Per anni è rimasta chiusa nei gesti trattenuti, nei desideri rimandati, nei sorrisi educati e negli spazi vuoti delle parole non dette. È rimasta lì, tra i sacrifici che nessuno ha visto e i silenzi che ho imparato ad abitare. Con questo racconto voglio darle finalmente una forma, seppur anonima. Voglio riprenderla dalle sue origini, da quella bambina silenziosa che viveva i primi anni in Romania, lontana dalla madre, un padre assente, in una casa piena di assenze e abitudini. Poi attraversare il trasferimento in Italia, dove la solitudine ha assunto un altro volto e il disorientamento è diventato un compagno quotidiano. Racconterò le tappe più significative di quel percorso: l'infanzia fragile, l'impatto con un mondo nuovo e sconosciuto, gli anni della doppia identità. Essere "di qua" e "di là" sembrava sempre richiedere una scelta, un adattamento, un modo per essere abbastanza. Crescere in un ambiente che, a tratti, sembrava rigettarmi. Questo non è solo un racconto. È un tentativo di tirare fuori ciò che ho custodito fin troppo a lungo. È il bisogno di liberare la mia storia dal ruolo che ha sempre avuto, quello di restare nascosta, e farla esistere per quello che è stata: imperfetta, faticosa, a volte ingiusta. Solo negli ultimi due anni ho imparato ad affrontare il dolore accumulato durante l'infanzia, e ora sento il bisogno di sigillarlo, prima di poter analizzare, affrontare e infine, se lo riterrò necessario, raccontare l'adolescenza. So di non essere l'unica ad aver vissuto una storia simile. Siamo in tanti, noi bambini lasciati ai nonni o ad altri parenti da genitori in lacrime, partiti alla ricerca di un futuro migliore. Un futuro che spesso ha chiesto loro troppi sacrifici e, a volte, non è mai arrivato. Eppure nessuno pensa ai nostri sacrifici. Ai nostri silenzi. A quanto ci siamo sentiti soli e abbandonati. Siamo i guerrieri dimenticati, i bambini che hanno rinunciato alla frivolezza dell'infanzia per combattere le guerre dei nostri genitori.

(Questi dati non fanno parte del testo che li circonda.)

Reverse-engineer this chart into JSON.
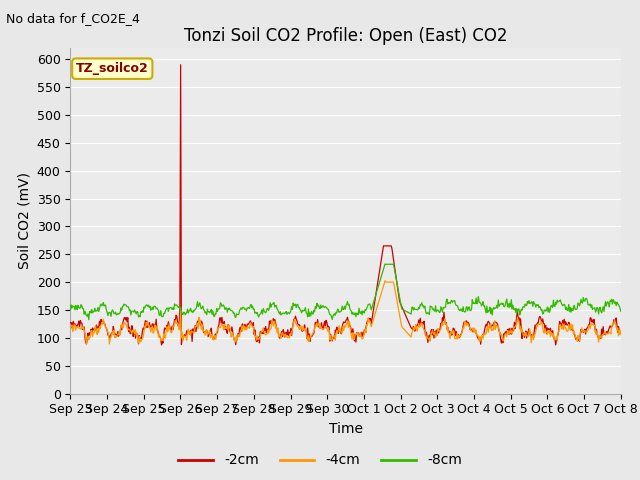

In fondo, anche se questo non è l'intento principale di ciò che racconto, spero che questi ricordi possano farci sentire più vicini. Spero ci facciano capire che, seppur lontani, con vite diverse e sofferenze personali, non siamo mai stati davvero soli.
Forse non incompresi. O forse sì. Ma dimenticati, sì.
Dimenticati da un mondo che non si è accorto di noi perché eravamo troppo occupati a capire chi eravamo e perché eravamo.
Dedico tutte le parole che scriverò alle donne della mia famiglia, anime forti, che non si sono fatte piegare dalle sofferenze.